NaN is a numeric value that indicates a failed mathematical operation. `undefined` means [a variable](/tutorials/programming-languages/javascript/js-variables-guide-how-to-declare-and-use-them) has been declared but not assigned a value. They serve different purposes: NaN signals bad math, while undefined signals missing data. `typeof NaN` returns `"number"` and `typeof undefined` returns `"undefined"`. Both are falsy, but they are not interchangeable.

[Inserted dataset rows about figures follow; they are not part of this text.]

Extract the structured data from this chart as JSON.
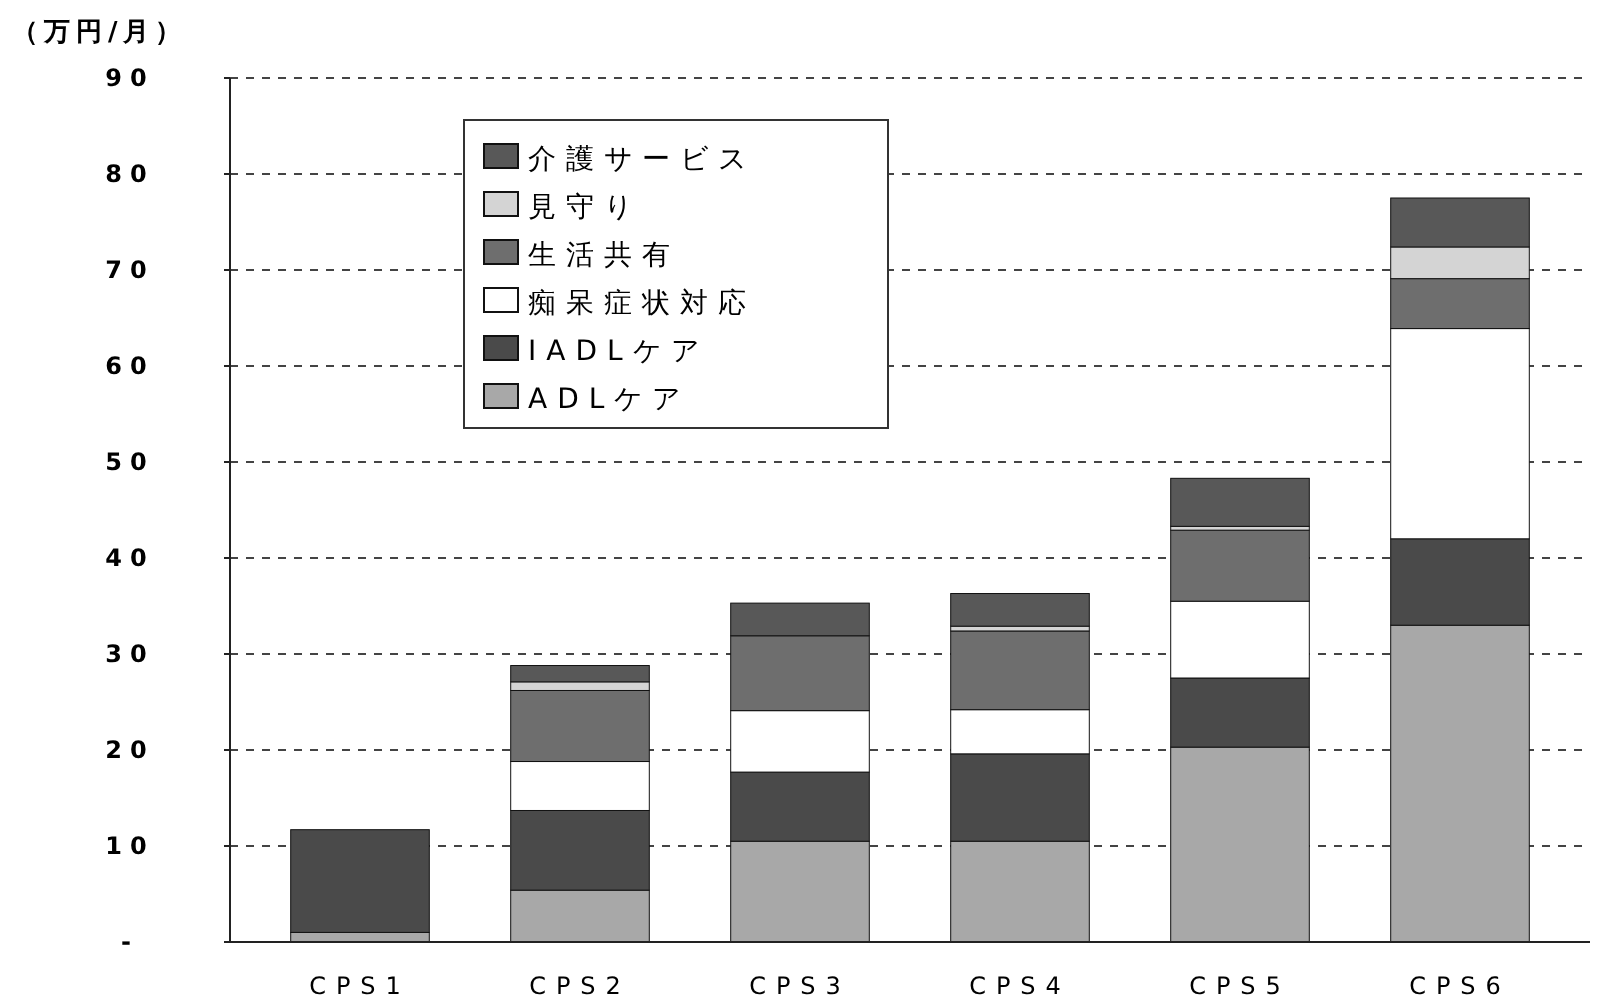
{
  "chart_data": {
    "type": "bar",
    "stacked": true,
    "ylabel": "（万円/月）",
    "categories": [
      "CPS1",
      "CPS2",
      "CPS3",
      "CPS4",
      "CPS5",
      "CPS6"
    ],
    "series": [
      {
        "name": "ADLケア",
        "color": "#a8a8a8",
        "values": [
          1.0,
          5.4,
          10.5,
          10.5,
          20.3,
          33.0
        ]
      },
      {
        "name": "IADLケア",
        "color": "#4a4a4a",
        "values": [
          10.7,
          8.3,
          7.2,
          9.1,
          7.2,
          9.0
        ]
      },
      {
        "name": "痴呆症状対応",
        "color": "#ffffff",
        "values": [
          0,
          5.1,
          6.4,
          4.6,
          8.0,
          21.9
        ]
      },
      {
        "name": "生活共有",
        "color": "#6e6e6e",
        "values": [
          0,
          7.4,
          7.8,
          8.2,
          7.4,
          5.2
        ]
      },
      {
        "name": "見守り",
        "color": "#d4d4d4",
        "values": [
          0,
          0.9,
          0,
          0.5,
          0.4,
          3.3
        ]
      },
      {
        "name": "介護サービス",
        "color": "#585858",
        "values": [
          0,
          1.7,
          3.4,
          3.4,
          5.0,
          5.1
        ]
      }
    ],
    "ylim": [
      0,
      90
    ],
    "yticks": [
      {
        "value": 0,
        "label": "-"
      },
      10,
      20,
      30,
      40,
      50,
      60,
      70,
      80,
      90
    ],
    "grid": "y",
    "legend": "top"
  }
}
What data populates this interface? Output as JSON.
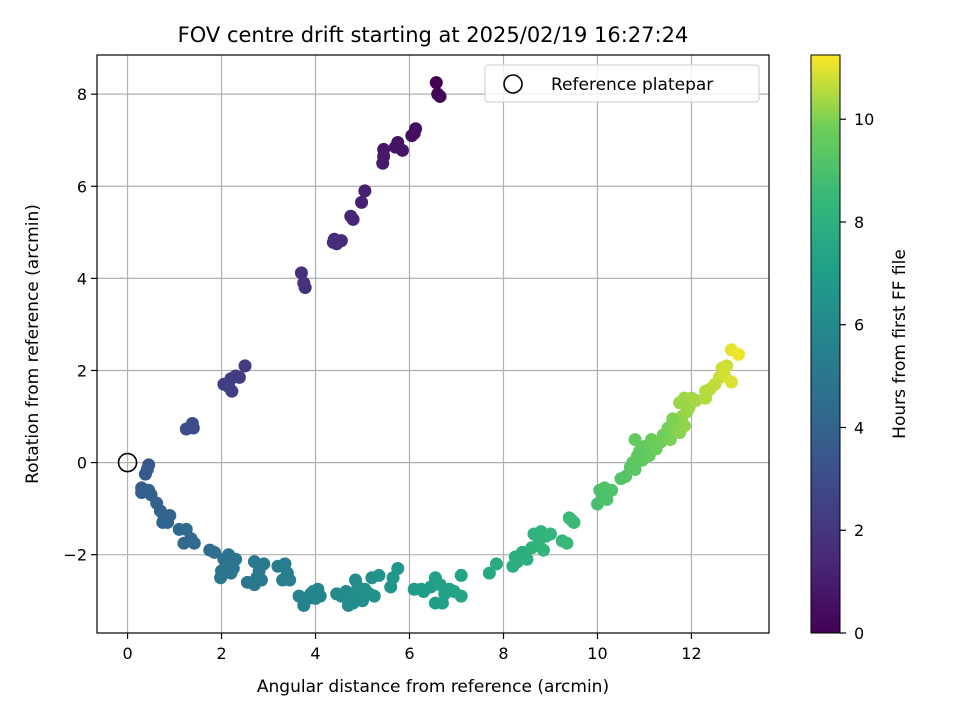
{
  "chart_data": {
    "type": "scatter",
    "title": "FOV centre drift starting at 2025/02/19 16:27:24",
    "xlabel": "Angular distance from reference (arcmin)",
    "ylabel": "Rotation from reference (arcmin)",
    "xlim": [
      -0.65,
      13.65
    ],
    "ylim": [
      -3.7,
      8.85
    ],
    "xticks": [
      0,
      2,
      4,
      6,
      8,
      10,
      12
    ],
    "yticks": [
      -2,
      0,
      2,
      4,
      6,
      8
    ],
    "xtick_labels": [
      "0",
      "2",
      "4",
      "6",
      "8",
      "10",
      "12"
    ],
    "ytick_labels": [
      "−2",
      "0",
      "2",
      "4",
      "6",
      "8"
    ],
    "grid": true,
    "colormap": "viridis",
    "colorbar": {
      "label": "Hours from first FF file",
      "range": [
        0,
        11.25
      ],
      "ticks": [
        0,
        2,
        4,
        6,
        8,
        10
      ],
      "tick_labels": [
        "0",
        "2",
        "4",
        "6",
        "8",
        "10"
      ]
    },
    "legend": {
      "position": "top-right",
      "entries": [
        {
          "label": "Reference platepar",
          "marker": "open-circle",
          "color": "#000000"
        }
      ]
    },
    "reference_point": {
      "x": 0,
      "y": 0
    },
    "points_xyc": [
      [
        6.57,
        8.25,
        0.0
      ],
      [
        6.6,
        8.0,
        0.1
      ],
      [
        6.65,
        7.95,
        0.2
      ],
      [
        6.13,
        7.25,
        0.4
      ],
      [
        6.1,
        7.15,
        0.45
      ],
      [
        6.05,
        7.1,
        0.5
      ],
      [
        5.75,
        6.95,
        0.6
      ],
      [
        5.7,
        6.85,
        0.65
      ],
      [
        5.85,
        6.78,
        0.7
      ],
      [
        5.45,
        6.8,
        0.8
      ],
      [
        5.45,
        6.65,
        0.85
      ],
      [
        5.43,
        6.5,
        0.9
      ],
      [
        5.05,
        5.9,
        1.1
      ],
      [
        4.98,
        5.65,
        1.15
      ],
      [
        4.75,
        5.35,
        1.25
      ],
      [
        4.8,
        5.28,
        1.3
      ],
      [
        4.4,
        4.85,
        1.45
      ],
      [
        4.45,
        4.75,
        1.5
      ],
      [
        4.55,
        4.82,
        1.55
      ],
      [
        4.38,
        4.78,
        1.6
      ],
      [
        3.7,
        4.12,
        1.75
      ],
      [
        3.75,
        3.9,
        1.8
      ],
      [
        3.78,
        3.8,
        1.85
      ],
      [
        2.5,
        2.1,
        2.2
      ],
      [
        2.38,
        1.85,
        2.25
      ],
      [
        2.2,
        1.82,
        2.3
      ],
      [
        2.05,
        1.7,
        2.35
      ],
      [
        2.15,
        1.65,
        2.4
      ],
      [
        2.22,
        1.55,
        2.45
      ],
      [
        2.3,
        1.88,
        2.3
      ],
      [
        1.38,
        0.85,
        2.9
      ],
      [
        1.4,
        0.75,
        2.95
      ],
      [
        1.25,
        0.73,
        3.0
      ],
      [
        0.45,
        -0.05,
        3.5
      ],
      [
        0.42,
        -0.15,
        3.55
      ],
      [
        0.38,
        -0.25,
        3.6
      ],
      [
        0.3,
        -0.55,
        3.7
      ],
      [
        0.3,
        -0.65,
        3.75
      ],
      [
        0.45,
        -0.6,
        3.8
      ],
      [
        0.5,
        -0.7,
        3.85
      ],
      [
        0.62,
        -0.88,
        3.95
      ],
      [
        0.7,
        -1.05,
        4.0
      ],
      [
        0.78,
        -1.2,
        4.05
      ],
      [
        0.85,
        -1.3,
        4.1
      ],
      [
        0.9,
        -1.15,
        4.05
      ],
      [
        0.75,
        -1.3,
        4.1
      ],
      [
        1.1,
        -1.45,
        4.25
      ],
      [
        1.25,
        -1.45,
        4.3
      ],
      [
        1.2,
        -1.75,
        4.35
      ],
      [
        1.35,
        -1.65,
        4.4
      ],
      [
        1.42,
        -1.75,
        4.45
      ],
      [
        1.75,
        -1.9,
        4.6
      ],
      [
        1.85,
        -1.95,
        4.65
      ],
      [
        2.05,
        -2.1,
        4.7
      ],
      [
        2.15,
        -2.0,
        4.75
      ],
      [
        2.22,
        -2.2,
        4.8
      ],
      [
        2.3,
        -2.1,
        4.85
      ],
      [
        2.0,
        -2.35,
        4.85
      ],
      [
        2.1,
        -2.3,
        4.9
      ],
      [
        1.98,
        -2.5,
        4.95
      ],
      [
        2.2,
        -2.4,
        4.9
      ],
      [
        2.25,
        -2.3,
        4.95
      ],
      [
        2.55,
        -2.6,
        5.0
      ],
      [
        2.7,
        -2.65,
        5.05
      ],
      [
        2.75,
        -2.5,
        5.1
      ],
      [
        2.85,
        -2.55,
        5.15
      ],
      [
        2.7,
        -2.15,
        5.1
      ],
      [
        2.9,
        -2.2,
        5.2
      ],
      [
        2.8,
        -2.35,
        5.15
      ],
      [
        3.2,
        -2.25,
        5.3
      ],
      [
        3.35,
        -2.2,
        5.35
      ],
      [
        3.3,
        -2.55,
        5.35
      ],
      [
        3.45,
        -2.55,
        5.4
      ],
      [
        3.4,
        -2.4,
        5.4
      ],
      [
        3.65,
        -2.9,
        5.55
      ],
      [
        3.75,
        -3.1,
        5.6
      ],
      [
        3.85,
        -2.95,
        5.65
      ],
      [
        3.95,
        -2.8,
        5.7
      ],
      [
        4.05,
        -2.75,
        5.75
      ],
      [
        4.1,
        -2.9,
        5.8
      ],
      [
        3.9,
        -2.85,
        5.75
      ],
      [
        4.0,
        -2.95,
        5.8
      ],
      [
        4.45,
        -2.85,
        5.95
      ],
      [
        4.55,
        -2.9,
        6.0
      ],
      [
        4.65,
        -2.8,
        6.05
      ],
      [
        4.7,
        -3.1,
        6.1
      ],
      [
        4.8,
        -3.05,
        6.15
      ],
      [
        4.85,
        -2.9,
        6.2
      ],
      [
        4.95,
        -2.95,
        6.25
      ],
      [
        5.0,
        -3.0,
        6.3
      ],
      [
        4.85,
        -2.55,
        6.2
      ],
      [
        4.9,
        -2.7,
        6.25
      ],
      [
        5.05,
        -2.75,
        6.35
      ],
      [
        5.15,
        -2.85,
        6.4
      ],
      [
        5.2,
        -2.5,
        6.4
      ],
      [
        5.35,
        -2.45,
        6.5
      ],
      [
        5.25,
        -2.9,
        6.45
      ],
      [
        4.75,
        -2.95,
        6.2
      ],
      [
        5.6,
        -2.7,
        6.6
      ],
      [
        5.65,
        -2.5,
        6.65
      ],
      [
        5.75,
        -2.3,
        6.7
      ],
      [
        6.1,
        -2.75,
        6.9
      ],
      [
        6.25,
        -2.75,
        6.95
      ],
      [
        6.3,
        -2.8,
        7.0
      ],
      [
        6.45,
        -2.7,
        7.05
      ],
      [
        6.55,
        -2.5,
        7.1
      ],
      [
        6.55,
        -3.05,
        7.1
      ],
      [
        6.7,
        -3.05,
        7.15
      ],
      [
        6.75,
        -2.85,
        7.2
      ],
      [
        6.85,
        -2.75,
        7.25
      ],
      [
        6.95,
        -2.8,
        7.3
      ],
      [
        7.1,
        -2.45,
        7.35
      ],
      [
        7.1,
        -2.9,
        7.35
      ],
      [
        6.65,
        -2.65,
        7.2
      ],
      [
        7.7,
        -2.4,
        7.65
      ],
      [
        7.85,
        -2.2,
        7.7
      ],
      [
        8.2,
        -2.25,
        7.85
      ],
      [
        8.25,
        -2.05,
        7.9
      ],
      [
        8.3,
        -2.15,
        7.9
      ],
      [
        8.4,
        -1.95,
        7.95
      ],
      [
        8.5,
        -2.1,
        8.0
      ],
      [
        8.6,
        -1.85,
        8.05
      ],
      [
        8.65,
        -1.55,
        8.1
      ],
      [
        8.75,
        -1.65,
        8.15
      ],
      [
        8.8,
        -1.5,
        8.2
      ],
      [
        8.9,
        -1.6,
        8.25
      ],
      [
        8.75,
        -1.8,
        8.2
      ],
      [
        8.85,
        -1.9,
        8.25
      ],
      [
        9.0,
        -1.55,
        8.3
      ],
      [
        9.25,
        -1.7,
        8.45
      ],
      [
        9.35,
        -1.75,
        8.5
      ],
      [
        9.4,
        -1.2,
        8.55
      ],
      [
        9.5,
        -1.3,
        8.6
      ],
      [
        9.45,
        -1.25,
        8.6
      ],
      [
        10.0,
        -0.9,
        8.9
      ],
      [
        10.1,
        -0.75,
        8.95
      ],
      [
        10.05,
        -0.6,
        9.0
      ],
      [
        10.2,
        -0.8,
        9.05
      ],
      [
        10.15,
        -0.55,
        9.05
      ],
      [
        10.3,
        -0.6,
        9.1
      ],
      [
        10.5,
        -0.35,
        9.2
      ],
      [
        10.6,
        -0.3,
        9.25
      ],
      [
        10.7,
        -0.1,
        9.3
      ],
      [
        10.75,
        0.0,
        9.35
      ],
      [
        10.8,
        -0.15,
        9.4
      ],
      [
        10.85,
        0.15,
        9.45
      ],
      [
        10.95,
        0.05,
        9.5
      ],
      [
        10.8,
        0.5,
        9.55
      ],
      [
        11.0,
        0.35,
        9.6
      ],
      [
        11.1,
        0.15,
        9.65
      ],
      [
        11.15,
        0.5,
        9.7
      ],
      [
        11.25,
        0.3,
        9.75
      ],
      [
        11.35,
        0.45,
        9.8
      ],
      [
        11.4,
        0.6,
        9.85
      ],
      [
        11.5,
        0.75,
        9.9
      ],
      [
        11.55,
        0.5,
        9.95
      ],
      [
        11.65,
        0.7,
        10.0
      ],
      [
        11.7,
        0.85,
        10.05
      ],
      [
        11.75,
        0.65,
        10.1
      ],
      [
        11.8,
        1.0,
        10.15
      ],
      [
        11.85,
        0.8,
        10.2
      ],
      [
        11.9,
        1.1,
        10.25
      ],
      [
        11.95,
        1.2,
        10.3
      ],
      [
        11.75,
        1.3,
        10.25
      ],
      [
        11.85,
        1.4,
        10.3
      ],
      [
        12.0,
        1.4,
        10.35
      ],
      [
        12.1,
        1.35,
        10.4
      ],
      [
        12.3,
        1.4,
        10.5
      ],
      [
        12.4,
        1.6,
        10.6
      ],
      [
        12.5,
        1.7,
        10.65
      ],
      [
        12.6,
        1.85,
        10.7
      ],
      [
        12.65,
        2.05,
        10.75
      ],
      [
        12.75,
        2.1,
        10.8
      ],
      [
        12.7,
        1.9,
        10.85
      ],
      [
        12.85,
        1.75,
        10.9
      ],
      [
        12.85,
        2.45,
        11.0
      ],
      [
        13.0,
        2.35,
        11.1
      ],
      [
        12.3,
        1.55,
        10.55
      ],
      [
        11.6,
        0.95,
        10.0
      ],
      [
        10.9,
        0.25,
        9.5
      ]
    ]
  }
}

Does NaN equal false or null?

No. NaN is not equal to any value, including false, null, undefined, 0, and empty string. Both `NaN == false` and `NaN == null` return false. NaN is not even equal to itself. The only way to check for NaN is with `Number.isNaN()` or the global `isNaN()` function.

Can NaN be converted to a string?

Yes. `String(NaN)` returns the string `"NaN"`, and `NaN.toString()` also returns `"NaN"`. [Template literal](/tutorials/programming-languages/javascript/guide-to-javascript-template-literals-and-strings) handle it the same way: `` `${NaN}` `` produces `"NaN"`. This is why you should always validate numeric values before embedding them in UI strings, or your users will see "Your total is $NaN".

How do I remove NaN values from an array?

Use `Array.filter()` with `Number.isNaN()`: `array.filter(x => !Number.isNaN(x))`. This removes all NaN values while keeping everything else, including 0, false, null, and empty strings. Do not use `array.filter(x => x)` because that also removes 0 and empty strings.

Conclusion

NaN is JavaScript's way of signaling that a numeric operation produced no valid result. Its counterintuitive behaviors (typeof returns "number", it is not equal to itself, it propagates through calculations) all trace back to the IEEE 754 specification. The key to working with NaN reliably is detecting it early at input boundaries using Number.isNaN(), providing fallback values before it can propagate, and never displaying raw NaN to end users.